Zira Birleşik Krallık’la birlikten yana Demokratik Birlik Partisi (DUP) sorun çıkarttı ve Brexit’ten sonra Birleşik Krallık ile Kuzey İrlanda arasına gümrük duvarları girmesine yol açan ticaret kurallarında değişiklik olmazsa hükümet görüşmelerine katılmayacağını duyurdu ve gerçekten de katılmadı. DUP’un korkusu gümrük duvarının Kuzey İrlanda’yı Birleşik Krallık’tan daha da uzaklaştıracak, Sinn Fein’in istediği gibi Birleşik İrlanda fikrinin daha da yaygınlaşacak olmasıydı.

Ama bu hafta bazı değişiklikler oldu. DUP Genel Başkanı Jeffrey Donaldson hafta başında Birleşik Krallık hükümetinden taviz koparmanın ardından iki yıllık boykota son verme kararı aldı. Ticareti İrlanda Denizi üzerinden kolaylaştıracak yeni kurallar çarşamba günü hükümet tarafından açıklandı. Yeni tedbirlere göre Britanya’dan gelip Kuzey İrlanda’da kalacak mallar üzerindeki rutin kontroller kaldırılacak ve bunnun yerine Birleşik Krallık içinde kalan mallar için “Birleşik Krallık iç pazar sistemi” getirilecek. Böylelikle hükümetin kurulmasının önündeki engel ortadan kalkmış oldu.

Sinn Fein lideri O’Neill’in başbakan seçilmesinin anlamı da büyük; çünkü başbakanlık görevini burada bugüne kadar hep Birleşik Krallık’ın parçası olma taraftarı Protestanlar üstleniyordu. Yani ilk kez cumhuriyetçi, Katolik bir başbakan göreve gelmiş oldu.

Zafer havasına pek girmeyen O’Neill konuşmasında “Nereden gelirsek gelelim, arzularımız ne olursa olsun, geleceğimizi birlikte inşa edebiliriz ve etmeliyiz de. Güç paylaşımının işe yaramasına sağlamakla mükellefiz, çünkü halkımız ve topluluğumuza liderlik etmek ve hizmet sunmakla görevliyiz” dedi ve İrlanda’yla birleşmekten açık açık bahsetmedi.

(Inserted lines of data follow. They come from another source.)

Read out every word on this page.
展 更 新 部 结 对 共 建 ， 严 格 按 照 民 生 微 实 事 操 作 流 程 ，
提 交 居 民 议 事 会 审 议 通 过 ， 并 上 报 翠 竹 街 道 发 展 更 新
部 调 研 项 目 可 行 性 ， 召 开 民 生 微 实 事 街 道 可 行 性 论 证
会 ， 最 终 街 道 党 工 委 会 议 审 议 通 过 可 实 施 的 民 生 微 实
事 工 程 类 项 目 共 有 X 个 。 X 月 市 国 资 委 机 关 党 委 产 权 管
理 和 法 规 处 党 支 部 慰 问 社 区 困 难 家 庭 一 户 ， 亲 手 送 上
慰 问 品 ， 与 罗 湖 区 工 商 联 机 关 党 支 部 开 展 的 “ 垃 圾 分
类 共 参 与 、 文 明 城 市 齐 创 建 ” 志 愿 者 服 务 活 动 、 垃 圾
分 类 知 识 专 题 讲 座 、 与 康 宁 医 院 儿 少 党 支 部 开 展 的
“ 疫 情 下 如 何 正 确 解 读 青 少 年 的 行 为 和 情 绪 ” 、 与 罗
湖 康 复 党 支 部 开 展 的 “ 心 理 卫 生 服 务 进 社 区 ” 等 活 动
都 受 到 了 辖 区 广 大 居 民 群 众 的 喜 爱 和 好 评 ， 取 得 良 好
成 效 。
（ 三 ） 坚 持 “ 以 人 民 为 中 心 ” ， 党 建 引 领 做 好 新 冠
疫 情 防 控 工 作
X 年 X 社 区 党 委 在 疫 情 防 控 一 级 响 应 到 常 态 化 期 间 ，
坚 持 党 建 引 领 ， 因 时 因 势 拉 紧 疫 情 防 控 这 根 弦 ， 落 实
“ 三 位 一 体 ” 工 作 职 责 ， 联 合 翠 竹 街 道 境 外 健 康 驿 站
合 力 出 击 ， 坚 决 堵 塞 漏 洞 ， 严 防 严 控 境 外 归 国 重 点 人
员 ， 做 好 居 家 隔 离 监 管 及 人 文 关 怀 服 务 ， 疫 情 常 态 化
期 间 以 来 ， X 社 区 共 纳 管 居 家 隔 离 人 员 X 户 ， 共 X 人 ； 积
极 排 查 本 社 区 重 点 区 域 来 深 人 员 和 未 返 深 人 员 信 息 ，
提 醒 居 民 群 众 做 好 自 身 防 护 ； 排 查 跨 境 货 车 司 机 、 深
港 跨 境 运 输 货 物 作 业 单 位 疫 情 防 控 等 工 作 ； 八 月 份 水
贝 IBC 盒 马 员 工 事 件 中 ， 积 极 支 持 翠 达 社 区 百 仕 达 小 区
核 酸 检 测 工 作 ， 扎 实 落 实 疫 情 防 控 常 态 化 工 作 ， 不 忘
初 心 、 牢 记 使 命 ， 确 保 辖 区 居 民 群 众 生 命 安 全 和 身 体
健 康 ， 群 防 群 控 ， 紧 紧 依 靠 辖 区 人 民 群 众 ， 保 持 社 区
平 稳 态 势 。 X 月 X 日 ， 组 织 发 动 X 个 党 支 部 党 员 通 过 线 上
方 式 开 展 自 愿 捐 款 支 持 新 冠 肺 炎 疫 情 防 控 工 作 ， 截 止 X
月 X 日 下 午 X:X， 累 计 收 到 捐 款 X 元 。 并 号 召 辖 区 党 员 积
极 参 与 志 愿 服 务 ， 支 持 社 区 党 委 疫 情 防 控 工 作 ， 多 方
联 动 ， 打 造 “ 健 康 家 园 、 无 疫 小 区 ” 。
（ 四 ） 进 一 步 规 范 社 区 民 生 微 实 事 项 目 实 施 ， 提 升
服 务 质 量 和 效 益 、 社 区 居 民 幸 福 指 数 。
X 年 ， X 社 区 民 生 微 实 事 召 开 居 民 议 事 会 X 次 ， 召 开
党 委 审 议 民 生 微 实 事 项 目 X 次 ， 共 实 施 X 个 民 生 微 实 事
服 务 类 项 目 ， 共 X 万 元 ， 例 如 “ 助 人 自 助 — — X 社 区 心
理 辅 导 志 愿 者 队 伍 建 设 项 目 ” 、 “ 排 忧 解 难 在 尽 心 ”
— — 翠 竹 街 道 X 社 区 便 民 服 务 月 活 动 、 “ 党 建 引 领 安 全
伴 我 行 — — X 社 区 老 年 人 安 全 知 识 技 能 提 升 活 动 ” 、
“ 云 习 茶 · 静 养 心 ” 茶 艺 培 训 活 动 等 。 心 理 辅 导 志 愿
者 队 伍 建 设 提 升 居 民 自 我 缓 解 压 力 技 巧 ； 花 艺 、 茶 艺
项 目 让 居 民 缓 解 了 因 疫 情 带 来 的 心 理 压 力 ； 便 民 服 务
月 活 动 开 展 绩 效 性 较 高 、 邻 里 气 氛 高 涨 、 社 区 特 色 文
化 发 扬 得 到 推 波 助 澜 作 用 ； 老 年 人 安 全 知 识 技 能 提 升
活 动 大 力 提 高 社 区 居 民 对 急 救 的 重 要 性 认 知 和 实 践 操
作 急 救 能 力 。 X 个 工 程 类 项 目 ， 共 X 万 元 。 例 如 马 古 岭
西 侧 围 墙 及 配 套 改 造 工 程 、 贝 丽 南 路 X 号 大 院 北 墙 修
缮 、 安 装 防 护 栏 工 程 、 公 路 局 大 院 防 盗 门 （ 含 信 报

O’Neill Katoliklere ayrımcılık yapıldığı bir ortamda büyüyen önceki nesillerin cumhuriyetçi bir siyasetçinin başbakan seçilmesini hayal bile edemeyeceği “yeni bir şafağı” temsil ettiğini söyledi.

Ülkede başbakan yardımcılığını DUP’tan Emma Little-Pengelly yapacak. Sinn Féin, DUP, İttifak ve Ulster Birlikçi partisi, topluluklar arasında oylama yapılarak kararlaştırılan adalet bakanlığı makamı hariç, bakanlık pozisyonlarını D’Hondt sistemini kullanarak paylaşacak. Sosyal Demokrat Parti ve İşçi Partisi yürütmenin muhalefetini oluşturacak.

Hükümet şimdi ekonomik kriz, çöküşün eşiğindeki kamu hizmetleri ve demokrasiye inancın azalması gibi sorunlarla karşı karşıya.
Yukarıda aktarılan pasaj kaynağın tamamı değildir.